SPD-Kultur: Ausrede Mindestlohn

Im Bürgerhaus Obervieland fliegen vier Rentnerinnen raus, die da bisher einen Minijob hatten - wegen des Mindestlohngesetzes, hat ihnen der Geschäftsführer erklärt

Im Bürgerhaus in Obervieland sind alle willkommen, die nicht gerade mehr Lohn bekommen müssten. Bild: kawe

Gisela U. ist stocksauer. Sie ist Rentnerin und seit acht Jahren ist sie im Bürgerhaus Obervieland aktiv. „Ich muss doch auch in Gesellschaft“, sagt sie. Im Bürgerhaus organisiert sie ein Single-Treff und sie verdient sich ein paar Euro dazu: Wenn das Haus geöffnet ist, muss vorn hinter der Tür jemand sitzen und einen Blick dafür haben, wer reinkommt. Auch ein Tresen ist da, hin und wieder will jemand eine Frikadelle oder ein Stück Kuchen. Das heißt „Dielendienst“, ist ehrenamtlich wie vieles im Bürgerhaus und doch gibt es vier Euro die Stunde dafür, als „Aufwandsentschädigung“. Verbucht wird es als Minijob.

Im April kam der Leiter des Bürgerhauses, Stefan Markus, und erklärte den vier Damen vom Dielendienst, dass Ende Mai Schluss sei. Einen Vertrag gibt es nicht, da muss also nichts gekündigt werden. Zur Begründung habe er gesagt, das Mindestlohngesetz komme ja, da ginge das nicht mehr, so Gisela U. „Ich war mit den vier Euro zufrieden“, sagt sie, „ich mochte da alle.“ Ihre Dielendienst-Kollegin Liane sieht das genauso, mit dem Minijob stockt sie ihre kleine Betriebsrente auf.

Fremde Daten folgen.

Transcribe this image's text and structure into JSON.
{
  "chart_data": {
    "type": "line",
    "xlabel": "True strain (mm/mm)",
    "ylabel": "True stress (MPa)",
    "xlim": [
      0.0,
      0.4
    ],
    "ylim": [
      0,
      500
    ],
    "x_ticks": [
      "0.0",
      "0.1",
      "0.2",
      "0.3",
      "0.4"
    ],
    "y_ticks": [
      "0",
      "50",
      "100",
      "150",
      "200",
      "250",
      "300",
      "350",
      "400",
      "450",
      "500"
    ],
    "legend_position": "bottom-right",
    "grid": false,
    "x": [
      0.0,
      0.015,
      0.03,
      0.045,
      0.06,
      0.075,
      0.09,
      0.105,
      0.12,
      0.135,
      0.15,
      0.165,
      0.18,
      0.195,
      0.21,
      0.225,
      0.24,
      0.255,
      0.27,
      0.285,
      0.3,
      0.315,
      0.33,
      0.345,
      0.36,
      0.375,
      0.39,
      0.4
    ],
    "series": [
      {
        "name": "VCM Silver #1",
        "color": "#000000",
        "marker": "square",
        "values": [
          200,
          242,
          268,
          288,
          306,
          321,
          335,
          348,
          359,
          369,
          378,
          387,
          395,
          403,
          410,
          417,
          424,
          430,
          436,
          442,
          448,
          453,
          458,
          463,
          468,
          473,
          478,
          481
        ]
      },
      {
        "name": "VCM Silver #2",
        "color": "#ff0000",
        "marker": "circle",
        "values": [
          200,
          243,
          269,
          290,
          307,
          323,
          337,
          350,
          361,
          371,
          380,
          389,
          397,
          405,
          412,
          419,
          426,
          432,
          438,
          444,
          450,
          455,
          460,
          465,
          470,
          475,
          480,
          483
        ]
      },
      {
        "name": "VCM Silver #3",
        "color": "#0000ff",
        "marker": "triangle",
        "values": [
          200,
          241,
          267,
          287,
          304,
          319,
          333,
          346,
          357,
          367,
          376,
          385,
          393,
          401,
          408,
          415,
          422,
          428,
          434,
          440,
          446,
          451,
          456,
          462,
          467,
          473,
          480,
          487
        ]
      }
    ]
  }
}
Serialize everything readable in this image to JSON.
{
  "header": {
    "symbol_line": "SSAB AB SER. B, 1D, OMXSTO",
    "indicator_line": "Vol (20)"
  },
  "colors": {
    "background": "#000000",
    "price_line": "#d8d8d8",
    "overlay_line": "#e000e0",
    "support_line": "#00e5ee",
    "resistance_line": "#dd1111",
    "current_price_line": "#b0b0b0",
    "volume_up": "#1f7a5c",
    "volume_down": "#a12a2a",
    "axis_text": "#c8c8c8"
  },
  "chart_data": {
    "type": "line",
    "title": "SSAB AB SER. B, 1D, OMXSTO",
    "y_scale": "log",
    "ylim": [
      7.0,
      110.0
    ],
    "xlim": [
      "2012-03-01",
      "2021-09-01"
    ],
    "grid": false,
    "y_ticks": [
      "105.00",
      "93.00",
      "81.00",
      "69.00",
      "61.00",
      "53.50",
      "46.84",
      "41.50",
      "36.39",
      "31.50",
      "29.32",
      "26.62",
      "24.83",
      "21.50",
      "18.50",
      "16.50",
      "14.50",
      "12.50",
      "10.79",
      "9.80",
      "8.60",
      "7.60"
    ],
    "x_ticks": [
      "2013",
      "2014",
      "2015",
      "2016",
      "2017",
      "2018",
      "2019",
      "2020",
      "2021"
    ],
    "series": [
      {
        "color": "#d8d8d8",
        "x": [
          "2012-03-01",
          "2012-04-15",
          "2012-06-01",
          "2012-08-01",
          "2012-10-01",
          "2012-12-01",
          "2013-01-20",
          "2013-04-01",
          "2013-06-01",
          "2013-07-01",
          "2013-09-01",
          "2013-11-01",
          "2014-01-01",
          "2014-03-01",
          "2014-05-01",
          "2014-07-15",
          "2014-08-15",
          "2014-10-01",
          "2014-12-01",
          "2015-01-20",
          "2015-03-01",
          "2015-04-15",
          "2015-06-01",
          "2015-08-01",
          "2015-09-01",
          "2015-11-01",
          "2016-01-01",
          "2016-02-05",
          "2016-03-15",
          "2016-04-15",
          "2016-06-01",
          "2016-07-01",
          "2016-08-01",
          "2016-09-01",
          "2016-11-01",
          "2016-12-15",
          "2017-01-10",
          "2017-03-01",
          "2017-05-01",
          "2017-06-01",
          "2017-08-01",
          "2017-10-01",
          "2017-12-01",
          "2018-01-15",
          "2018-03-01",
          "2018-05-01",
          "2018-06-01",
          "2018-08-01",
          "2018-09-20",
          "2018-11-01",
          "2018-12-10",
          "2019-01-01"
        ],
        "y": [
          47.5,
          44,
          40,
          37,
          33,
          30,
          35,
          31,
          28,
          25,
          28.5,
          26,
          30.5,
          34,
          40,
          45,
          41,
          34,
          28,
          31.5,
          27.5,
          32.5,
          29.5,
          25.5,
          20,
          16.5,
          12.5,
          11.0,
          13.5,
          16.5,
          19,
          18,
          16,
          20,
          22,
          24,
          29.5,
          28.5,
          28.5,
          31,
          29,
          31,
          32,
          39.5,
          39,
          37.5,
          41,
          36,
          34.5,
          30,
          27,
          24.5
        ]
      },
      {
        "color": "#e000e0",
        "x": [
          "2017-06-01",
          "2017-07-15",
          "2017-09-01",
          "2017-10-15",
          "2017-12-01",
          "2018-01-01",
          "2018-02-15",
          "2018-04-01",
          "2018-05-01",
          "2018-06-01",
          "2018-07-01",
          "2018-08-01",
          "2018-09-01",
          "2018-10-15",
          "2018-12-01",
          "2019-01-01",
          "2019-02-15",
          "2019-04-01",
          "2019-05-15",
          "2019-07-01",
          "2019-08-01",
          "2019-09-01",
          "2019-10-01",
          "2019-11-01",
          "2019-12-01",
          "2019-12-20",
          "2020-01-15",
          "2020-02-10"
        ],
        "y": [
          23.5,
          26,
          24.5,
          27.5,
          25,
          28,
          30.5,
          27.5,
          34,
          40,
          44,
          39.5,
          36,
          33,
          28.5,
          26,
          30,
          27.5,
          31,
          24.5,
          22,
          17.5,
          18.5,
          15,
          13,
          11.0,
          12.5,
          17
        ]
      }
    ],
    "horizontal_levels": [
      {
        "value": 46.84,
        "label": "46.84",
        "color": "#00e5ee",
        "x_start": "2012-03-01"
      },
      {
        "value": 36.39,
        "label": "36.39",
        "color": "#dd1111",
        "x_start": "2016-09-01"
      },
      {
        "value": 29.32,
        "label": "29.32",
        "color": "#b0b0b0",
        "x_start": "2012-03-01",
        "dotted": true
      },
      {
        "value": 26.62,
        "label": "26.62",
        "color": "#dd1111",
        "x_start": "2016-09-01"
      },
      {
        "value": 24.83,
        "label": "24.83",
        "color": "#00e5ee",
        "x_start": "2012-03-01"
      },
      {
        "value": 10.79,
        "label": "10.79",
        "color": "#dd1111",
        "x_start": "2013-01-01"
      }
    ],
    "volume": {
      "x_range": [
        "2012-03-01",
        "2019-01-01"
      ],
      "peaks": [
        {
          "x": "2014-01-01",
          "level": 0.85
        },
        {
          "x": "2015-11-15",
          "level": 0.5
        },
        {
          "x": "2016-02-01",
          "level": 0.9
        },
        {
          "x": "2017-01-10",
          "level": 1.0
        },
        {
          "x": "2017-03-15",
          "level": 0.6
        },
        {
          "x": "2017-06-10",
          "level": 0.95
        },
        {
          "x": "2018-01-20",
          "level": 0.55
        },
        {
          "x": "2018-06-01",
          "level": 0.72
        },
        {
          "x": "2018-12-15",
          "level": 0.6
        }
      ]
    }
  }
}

Dass die Einführung des bremischen Mindestlohn-Gesetzes dazu führt, dass bestimmte Beschäftigungsangebote wegfallen, war eigentlich die Kritik der Handelskammer. Sozialdemokraten, und das Bürgerhaus in Obervieland ist ein Herzstück sozialdemokratischer Stadtteil-Kultur, haben das immer bestritten und gesagt, dass der Mindestlohn dazu führt, dass die Menschen von ihrer Arbeit leben können. Finanziert werden die Bürgerhäuser über das Kulturressort, für das Jens Böhrnsen verantwortlich ist.

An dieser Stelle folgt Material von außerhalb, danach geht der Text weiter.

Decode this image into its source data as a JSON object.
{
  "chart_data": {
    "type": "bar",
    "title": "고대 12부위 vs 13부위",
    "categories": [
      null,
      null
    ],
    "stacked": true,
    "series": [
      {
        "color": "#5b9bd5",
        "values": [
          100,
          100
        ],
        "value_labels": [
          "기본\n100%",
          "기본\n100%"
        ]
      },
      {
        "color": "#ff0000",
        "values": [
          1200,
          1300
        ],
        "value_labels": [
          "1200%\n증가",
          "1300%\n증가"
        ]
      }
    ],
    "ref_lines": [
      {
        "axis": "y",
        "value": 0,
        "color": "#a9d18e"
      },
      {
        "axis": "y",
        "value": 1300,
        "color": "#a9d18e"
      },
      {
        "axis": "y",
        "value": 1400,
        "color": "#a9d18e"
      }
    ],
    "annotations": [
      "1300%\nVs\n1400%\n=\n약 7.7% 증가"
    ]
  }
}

Heiner Stahn, Sprecher des Ressorts, sieht das auch so. „Wer 40 Stunden arbeitet, soll davon leben können“, darum gehe es. Wo sich eine Rentnerin ein paar Euro dazu verdient, „da greift das nicht“. Im April habe das Ressort bei den Bürgerhäusern herumgefragt, ob es irgendwo ein Mindestlohn-Problem gebe, im mittelbaren Verantwortungsbereich des Bürgermeisters. Der hat sich bekanntlich wegen des Mindestlohns mit dem Verein Bürgerpark-Tombola angelegt. Da sei auf den Dielendienst in Obervieland hingewiesen worden. Aber die Bürgerhäuser werden von Trägervereinen in eigener Verantwortung geführt.

Stefan Markus, auch Sozialdemokrat, ist hauptamtlicher Geschäftsführer des Bürgerhauses. „Wir möchten diese Arbeit ins Ehrenamt überführen“, sagt er. Mit dem Mindestlohn-Gesetz, das zudem ja noch nicht gelte, habe das nichts zu tun, höchstens „indirekt“. Man habe mit den vier Rentnerinnen „im Einvernehmen“ geklärt, dass sie Ende Mai aufhören. Ab September solle dann das neue Modell funktionieren. Wie, das wisse er derzeit auch noch nicht. Insbesondere müsse sich herausstellen, ob es Menschen gibt, die solche Pfortendienste ehrenamtlich übernehmen. „Wir wollten erst einmal einen Strich machen.“ Vielleicht könnten die, die bisher die „Aufwandsentschädigung“ bekommen, ihren Dienst ja ab September ganz ehrenamtlich machen.

Gefragt hat er sie aber nicht. Damals, im April, waren sie sprachlos über die Kündigung. Jetzt würden sie ihm vermutlich ins Gesicht sagen, wie stocksauer sie sind.